If anything, Ms. Maddow was even more impressed by her replacement. “She was awesome,” Ms. Maddow said. “She has been a phenomenal guest and bringing her in as a contributor was exactly the right thing to do. To see her up here and clicking with the teleprompter after like the first date, and to see the audience reaction both anecdotally and quantitatively, I just couldn’t be happier.”

Separately, Mr. Griffin also addressed persistent rumors that CBS could be pursuing MSNBC’s morning team of Joe Scarborough and Mika Brezinski. He said CBS “is going to have to be awfully patient,” because MSNBC has the “Morning Joe” team under contract “for a while.” He would not specify exactly how long that is, but he made it clear it is a matter of years, not months.
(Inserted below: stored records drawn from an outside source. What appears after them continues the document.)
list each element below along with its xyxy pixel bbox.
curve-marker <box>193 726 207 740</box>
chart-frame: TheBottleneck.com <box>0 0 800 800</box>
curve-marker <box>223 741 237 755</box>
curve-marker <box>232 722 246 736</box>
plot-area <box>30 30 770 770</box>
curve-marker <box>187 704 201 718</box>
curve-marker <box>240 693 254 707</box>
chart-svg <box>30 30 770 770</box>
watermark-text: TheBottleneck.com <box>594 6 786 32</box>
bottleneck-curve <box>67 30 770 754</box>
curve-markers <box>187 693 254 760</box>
Nor is MSNBC interested in allowing the team out of that contract, he said, citing the show’s improving ratings.

“I know they’re happy where they are,” Mr. Griffin said.

Also on Tuesday, an MSNBC spokesman confirmed that the channel had reinstated Mark Halperin, a political analyst who was suspended at the end of June for using a derogatory remark to disparage President Obama’s performance at a news conference. He is expected to appear on “Morning Joe” Wednesday.